The best aspect of this system is the fact that it is publicly funded and therefore poses little financial burden on students admitted. For a long time it did allow significant numbers of children of the poor and modest backgrounds to have a chance at world-class education, and entree into the top professions. There is no comparison with the US, where Ivy League universities put students of most backgrounds except the super-rich into heavy debt structured almost along sub-prime levels.
Sadly, today in France the ‘social elevator’ is no longer working, as the system once so egalitarian, left un-reformed, has ossified into an inert bureaucratic machine that serves the children of the ruling educated class. Typically a third or a half of the French ministers in every administration, are “énarques”. Seven of the past 12 prime ministers have been énarques. Francois Hollande is an enarque; Segolene Royal is an enarque, the current foreign minister. Laurent Fabius, is an enarque – and so on (Sarkozy was famously a lawyer from outside this system. He hated ENA, and tried to open up its closed selection and bureaucratic appointments system, to staunch opposition from the Socialists and centre-right alumni).

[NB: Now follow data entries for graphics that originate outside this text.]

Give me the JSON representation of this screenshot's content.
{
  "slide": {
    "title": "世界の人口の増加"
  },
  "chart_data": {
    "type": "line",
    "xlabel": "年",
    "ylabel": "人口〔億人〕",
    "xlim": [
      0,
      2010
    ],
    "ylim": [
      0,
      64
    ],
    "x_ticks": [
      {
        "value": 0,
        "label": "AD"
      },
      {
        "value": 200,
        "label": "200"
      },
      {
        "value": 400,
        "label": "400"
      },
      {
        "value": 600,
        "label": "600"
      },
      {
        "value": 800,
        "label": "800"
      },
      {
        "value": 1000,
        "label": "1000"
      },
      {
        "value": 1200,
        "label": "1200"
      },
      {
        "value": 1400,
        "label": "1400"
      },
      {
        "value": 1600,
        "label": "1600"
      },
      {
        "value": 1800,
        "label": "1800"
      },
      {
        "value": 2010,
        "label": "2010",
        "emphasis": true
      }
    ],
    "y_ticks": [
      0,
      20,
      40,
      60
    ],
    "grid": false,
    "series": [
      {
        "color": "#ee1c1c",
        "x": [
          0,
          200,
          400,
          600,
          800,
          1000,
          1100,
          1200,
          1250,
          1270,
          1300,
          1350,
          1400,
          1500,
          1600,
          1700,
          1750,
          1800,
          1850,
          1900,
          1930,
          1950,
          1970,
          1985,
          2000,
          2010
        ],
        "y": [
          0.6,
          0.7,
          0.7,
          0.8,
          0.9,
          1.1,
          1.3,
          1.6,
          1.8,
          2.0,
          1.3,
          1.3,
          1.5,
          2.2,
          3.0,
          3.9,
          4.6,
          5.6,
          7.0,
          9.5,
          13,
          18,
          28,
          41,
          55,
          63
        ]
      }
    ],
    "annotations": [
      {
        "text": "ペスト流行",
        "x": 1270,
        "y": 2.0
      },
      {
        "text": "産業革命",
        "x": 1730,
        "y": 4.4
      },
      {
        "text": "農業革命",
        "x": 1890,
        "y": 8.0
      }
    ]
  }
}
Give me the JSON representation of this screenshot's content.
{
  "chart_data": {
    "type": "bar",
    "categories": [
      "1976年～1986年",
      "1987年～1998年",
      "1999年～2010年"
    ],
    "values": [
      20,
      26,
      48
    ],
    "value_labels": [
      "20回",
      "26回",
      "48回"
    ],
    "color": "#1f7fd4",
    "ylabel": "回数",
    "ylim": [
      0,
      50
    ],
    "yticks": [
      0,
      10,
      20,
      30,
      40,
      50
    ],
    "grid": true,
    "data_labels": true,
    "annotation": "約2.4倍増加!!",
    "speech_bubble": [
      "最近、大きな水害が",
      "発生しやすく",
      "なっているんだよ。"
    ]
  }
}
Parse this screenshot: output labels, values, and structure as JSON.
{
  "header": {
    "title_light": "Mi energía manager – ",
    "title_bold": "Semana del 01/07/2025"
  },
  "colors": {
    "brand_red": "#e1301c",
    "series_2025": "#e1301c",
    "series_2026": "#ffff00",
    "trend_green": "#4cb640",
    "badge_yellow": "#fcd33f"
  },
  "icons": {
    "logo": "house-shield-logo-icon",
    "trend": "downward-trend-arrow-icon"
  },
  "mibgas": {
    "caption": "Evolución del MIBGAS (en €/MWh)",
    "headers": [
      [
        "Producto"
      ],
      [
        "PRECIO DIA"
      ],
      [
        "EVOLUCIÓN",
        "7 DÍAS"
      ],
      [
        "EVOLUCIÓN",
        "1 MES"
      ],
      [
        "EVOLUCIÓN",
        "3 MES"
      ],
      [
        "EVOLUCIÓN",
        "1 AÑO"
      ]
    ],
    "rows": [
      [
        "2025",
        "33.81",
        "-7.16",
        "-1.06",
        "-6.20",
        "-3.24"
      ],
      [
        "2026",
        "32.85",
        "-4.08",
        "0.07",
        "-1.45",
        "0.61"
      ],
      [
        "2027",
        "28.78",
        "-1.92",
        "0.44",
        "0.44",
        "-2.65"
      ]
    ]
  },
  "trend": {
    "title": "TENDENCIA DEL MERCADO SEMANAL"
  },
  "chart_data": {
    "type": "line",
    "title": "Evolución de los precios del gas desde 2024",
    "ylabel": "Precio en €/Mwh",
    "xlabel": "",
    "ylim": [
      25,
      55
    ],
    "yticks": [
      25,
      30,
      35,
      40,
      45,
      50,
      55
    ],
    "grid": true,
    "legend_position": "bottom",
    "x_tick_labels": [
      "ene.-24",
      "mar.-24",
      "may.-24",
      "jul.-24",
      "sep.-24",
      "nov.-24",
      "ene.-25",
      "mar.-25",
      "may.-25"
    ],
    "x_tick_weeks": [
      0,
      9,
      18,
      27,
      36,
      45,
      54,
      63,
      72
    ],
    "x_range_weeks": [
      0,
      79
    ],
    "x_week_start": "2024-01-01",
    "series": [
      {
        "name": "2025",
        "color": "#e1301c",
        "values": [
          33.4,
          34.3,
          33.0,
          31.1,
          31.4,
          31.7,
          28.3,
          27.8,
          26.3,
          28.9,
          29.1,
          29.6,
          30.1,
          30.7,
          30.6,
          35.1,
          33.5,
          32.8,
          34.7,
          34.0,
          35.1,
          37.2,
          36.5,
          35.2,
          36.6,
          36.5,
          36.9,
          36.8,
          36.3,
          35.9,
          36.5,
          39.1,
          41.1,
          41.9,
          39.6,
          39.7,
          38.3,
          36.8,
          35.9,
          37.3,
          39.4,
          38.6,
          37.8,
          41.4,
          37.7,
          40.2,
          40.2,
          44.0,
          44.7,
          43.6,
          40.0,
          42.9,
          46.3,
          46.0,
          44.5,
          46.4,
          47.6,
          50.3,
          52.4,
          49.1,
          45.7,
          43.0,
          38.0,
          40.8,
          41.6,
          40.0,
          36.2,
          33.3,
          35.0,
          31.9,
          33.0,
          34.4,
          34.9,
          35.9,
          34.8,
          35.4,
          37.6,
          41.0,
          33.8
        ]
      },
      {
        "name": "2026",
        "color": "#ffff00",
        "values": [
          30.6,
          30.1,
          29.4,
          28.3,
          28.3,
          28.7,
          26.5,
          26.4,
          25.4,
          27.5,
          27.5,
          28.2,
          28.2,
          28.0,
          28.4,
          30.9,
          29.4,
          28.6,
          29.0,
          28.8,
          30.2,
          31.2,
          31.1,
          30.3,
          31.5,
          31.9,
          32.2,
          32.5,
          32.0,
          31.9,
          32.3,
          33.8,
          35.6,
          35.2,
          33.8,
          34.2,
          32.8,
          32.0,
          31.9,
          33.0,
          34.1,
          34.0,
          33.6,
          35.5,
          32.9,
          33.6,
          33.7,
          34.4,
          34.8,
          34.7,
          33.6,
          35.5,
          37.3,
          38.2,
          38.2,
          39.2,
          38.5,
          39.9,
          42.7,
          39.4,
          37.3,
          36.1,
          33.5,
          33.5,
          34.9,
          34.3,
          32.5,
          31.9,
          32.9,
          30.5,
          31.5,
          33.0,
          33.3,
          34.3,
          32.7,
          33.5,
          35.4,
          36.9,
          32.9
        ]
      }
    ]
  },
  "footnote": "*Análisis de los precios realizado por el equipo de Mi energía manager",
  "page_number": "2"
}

It is within this Potemkin village for the elite and their camp followers that links are forged with future spouses and future partners. Add to that the potent mix of the Paris politico-media complex, where journalists and political heavyweights are often literally in bed with each other, and you have an almost-secret society controlling politics -- and to some extent business -- media and culture, and to which admission is extremely tightly controlled.
It makes one question whether France’s rulers are really in touch with the people whom they serve. The nation’s problem are enormous: a sagging economy, rising unemployment, declining standard of living, racism, threats from right-wing politicians… The list is long.
No doubt this sordid storm will blow over and Mr Hollande will preside from the Élysée Palace with the regal hauteur of his predecessors (or most of them). But the French electorate must surely wonder whether its politicians are living on the same planet, or whether, like Le Petit Prince, they are just visitors from another world gaping without comprehension at the marvels of ordinary lives of working people.
Emma-Kate Symons is a regular columnist with the Australian Financial Review. She covered the 2012 French elections for the AFR and is based in Bangkok and Paris.